Consanguinity a factor in genetic eye disorders

Amritha K R
May 21, 2012 at 11:58am IST

KOCHI: “India is ideal for studying eye diseases caused by genetic disorders,” said Dr Mike Denton, the scientist who identified the gene used in the first successful gene therapy for genetic eye diseases. The doctor, during a visit to the city with his partner Dr Govindasamy Kumaramanickavel for the development of a genetic study centre at the Tony’s Eye Hospital in Aluva, spoke to the Express about the country’s vulnerability to genetic eye disorders due to high rates of consanguinity.
The incidence of genetic diseases is high in the case of the eyes because it a complicated organ that has a combination of a large variety of genes, Dr Mike said. “This makes it ideal for genetic studies and identifying the problems,” said the doctor, who had in the 80’s and 90’s led a research project aimed at finding the genes responsible for eye diseases by studying families suitable for genetic analysis from various parts of the Indian subcontinent.
“In genetic diseases like Retinitis Pigmentosa where patients lose complete eyesight, beginning with symptoms like night blindness, a survey has shown an incidence of about 10 times that of the global prevalence. Global RP is approximately one in every 4,000, but in some villages in Tamil Nadu, it was around one in 396,” said Dr Kumaramanickavel, who has been working on ocular genomics - primarily involved in gene mapping, mutational screening and association studiess.
There has been no comprehensive study in India to learn the prevalence of these diseases. “In India, around three to four patients come daily with diseases like RP, while in the west it is once in months. It is higher in South India than the North. In certain rural parts of Andhra Pradesh, one in two marriages are consanguineous.
In consanguinity, the property stays within the family, the danger of abuse is less between relatives and the family ties get sharpened. But then these diseases occur,” said Dr Kumaramanickavel.

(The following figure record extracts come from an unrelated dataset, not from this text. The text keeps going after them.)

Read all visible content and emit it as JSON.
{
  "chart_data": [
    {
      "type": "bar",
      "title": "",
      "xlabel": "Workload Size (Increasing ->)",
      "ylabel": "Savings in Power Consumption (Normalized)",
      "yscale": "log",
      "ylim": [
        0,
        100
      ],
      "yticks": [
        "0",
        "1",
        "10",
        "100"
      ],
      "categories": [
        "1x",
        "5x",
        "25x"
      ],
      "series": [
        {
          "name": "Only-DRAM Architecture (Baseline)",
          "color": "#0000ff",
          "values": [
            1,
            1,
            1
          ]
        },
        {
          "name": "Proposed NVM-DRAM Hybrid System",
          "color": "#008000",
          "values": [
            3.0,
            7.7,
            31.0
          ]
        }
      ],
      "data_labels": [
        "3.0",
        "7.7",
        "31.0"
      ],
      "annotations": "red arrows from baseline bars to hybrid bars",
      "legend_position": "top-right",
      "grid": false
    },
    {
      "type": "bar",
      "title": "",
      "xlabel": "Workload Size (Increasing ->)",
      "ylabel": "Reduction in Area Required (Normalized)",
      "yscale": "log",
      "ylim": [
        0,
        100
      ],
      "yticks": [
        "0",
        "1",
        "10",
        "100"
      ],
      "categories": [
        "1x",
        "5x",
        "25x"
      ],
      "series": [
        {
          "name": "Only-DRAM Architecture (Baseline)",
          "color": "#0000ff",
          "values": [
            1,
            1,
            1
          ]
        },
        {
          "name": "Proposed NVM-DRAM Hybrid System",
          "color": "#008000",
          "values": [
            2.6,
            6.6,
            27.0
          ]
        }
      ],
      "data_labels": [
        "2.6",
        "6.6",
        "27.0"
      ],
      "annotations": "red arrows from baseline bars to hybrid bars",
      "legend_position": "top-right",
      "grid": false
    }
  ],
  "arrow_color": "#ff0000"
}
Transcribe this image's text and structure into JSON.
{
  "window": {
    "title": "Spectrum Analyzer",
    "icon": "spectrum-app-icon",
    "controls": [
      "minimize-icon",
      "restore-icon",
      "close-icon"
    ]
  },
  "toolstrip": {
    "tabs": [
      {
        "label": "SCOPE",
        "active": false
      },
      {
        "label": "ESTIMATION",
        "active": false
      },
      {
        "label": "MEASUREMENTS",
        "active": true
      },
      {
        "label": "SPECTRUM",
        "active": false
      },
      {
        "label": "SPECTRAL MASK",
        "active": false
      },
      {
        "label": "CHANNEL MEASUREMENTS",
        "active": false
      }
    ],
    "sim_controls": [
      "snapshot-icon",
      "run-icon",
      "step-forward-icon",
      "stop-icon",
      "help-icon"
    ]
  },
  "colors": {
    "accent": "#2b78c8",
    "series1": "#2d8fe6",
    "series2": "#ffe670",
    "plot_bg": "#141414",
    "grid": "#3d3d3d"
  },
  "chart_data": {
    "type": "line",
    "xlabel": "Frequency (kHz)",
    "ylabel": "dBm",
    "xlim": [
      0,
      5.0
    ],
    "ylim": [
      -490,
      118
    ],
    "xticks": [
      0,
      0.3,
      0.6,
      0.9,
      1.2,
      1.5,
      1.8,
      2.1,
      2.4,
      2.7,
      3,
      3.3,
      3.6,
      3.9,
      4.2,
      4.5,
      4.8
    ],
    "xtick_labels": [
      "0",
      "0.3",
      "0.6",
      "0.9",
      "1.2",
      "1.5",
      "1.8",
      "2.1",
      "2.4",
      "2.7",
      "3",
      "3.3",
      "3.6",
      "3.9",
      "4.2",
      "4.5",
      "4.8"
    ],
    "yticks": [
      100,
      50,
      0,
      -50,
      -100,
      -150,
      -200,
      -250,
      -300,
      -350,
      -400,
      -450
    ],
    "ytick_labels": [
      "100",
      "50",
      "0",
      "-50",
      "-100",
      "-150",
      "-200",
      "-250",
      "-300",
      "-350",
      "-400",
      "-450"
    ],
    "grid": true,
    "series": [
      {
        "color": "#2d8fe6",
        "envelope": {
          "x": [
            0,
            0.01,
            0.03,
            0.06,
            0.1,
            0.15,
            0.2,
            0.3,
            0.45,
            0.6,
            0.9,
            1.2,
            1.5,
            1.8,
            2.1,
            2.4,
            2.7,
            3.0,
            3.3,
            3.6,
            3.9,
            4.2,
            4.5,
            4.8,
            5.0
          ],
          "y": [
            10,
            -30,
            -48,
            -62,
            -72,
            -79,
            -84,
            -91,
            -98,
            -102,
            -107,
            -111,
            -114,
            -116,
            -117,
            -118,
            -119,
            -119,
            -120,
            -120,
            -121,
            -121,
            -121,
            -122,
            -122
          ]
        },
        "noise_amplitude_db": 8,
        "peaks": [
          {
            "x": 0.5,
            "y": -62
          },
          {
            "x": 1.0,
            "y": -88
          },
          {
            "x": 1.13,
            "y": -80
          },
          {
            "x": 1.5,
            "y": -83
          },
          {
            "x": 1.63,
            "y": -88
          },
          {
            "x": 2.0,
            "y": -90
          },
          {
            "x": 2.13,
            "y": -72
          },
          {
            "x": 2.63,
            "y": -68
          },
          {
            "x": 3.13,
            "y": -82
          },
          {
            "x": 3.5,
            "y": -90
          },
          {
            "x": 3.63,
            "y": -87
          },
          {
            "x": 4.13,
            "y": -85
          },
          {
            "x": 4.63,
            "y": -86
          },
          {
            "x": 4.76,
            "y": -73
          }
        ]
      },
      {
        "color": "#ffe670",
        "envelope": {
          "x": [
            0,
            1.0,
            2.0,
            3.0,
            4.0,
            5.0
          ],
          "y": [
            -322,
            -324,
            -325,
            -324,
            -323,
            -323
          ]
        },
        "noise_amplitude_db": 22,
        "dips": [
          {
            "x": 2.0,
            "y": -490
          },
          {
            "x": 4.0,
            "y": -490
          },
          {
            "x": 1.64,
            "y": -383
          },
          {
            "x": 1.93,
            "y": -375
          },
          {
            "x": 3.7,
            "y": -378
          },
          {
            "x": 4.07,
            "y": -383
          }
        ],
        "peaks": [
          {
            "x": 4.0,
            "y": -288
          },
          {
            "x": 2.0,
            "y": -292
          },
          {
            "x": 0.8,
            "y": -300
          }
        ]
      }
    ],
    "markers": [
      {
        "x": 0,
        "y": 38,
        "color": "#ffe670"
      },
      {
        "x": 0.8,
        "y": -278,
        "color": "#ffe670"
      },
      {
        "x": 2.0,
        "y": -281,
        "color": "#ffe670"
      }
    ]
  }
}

The higher the degree of consanguinity, the lower the danger of disorders, said Dr Denton. First degree consanguinity is between parents and children or between siblings. The second degree is between an uncle and nieces, which is prevalent South India. Third degree consanguinity is between cousins. Marriage between community members or within a caste can be considered consanguineous, but the danger is less, said the doctor.
There are about 20,000 gene-related eye diseases. The cure for many of these are in its infancy. Identification and gene mapping will be helpful here. “India has about 20,000 ophthalmic doctors. Conducting simple screening tests for all the patients in India will be quite impossible at this rate. So if there are centres where these diseases can be identified and nurses or gene counsellors can advise the people, many patients can be warned to take steps to delay the onset of these diseases. Some tests can be done at home,”  the doctor said.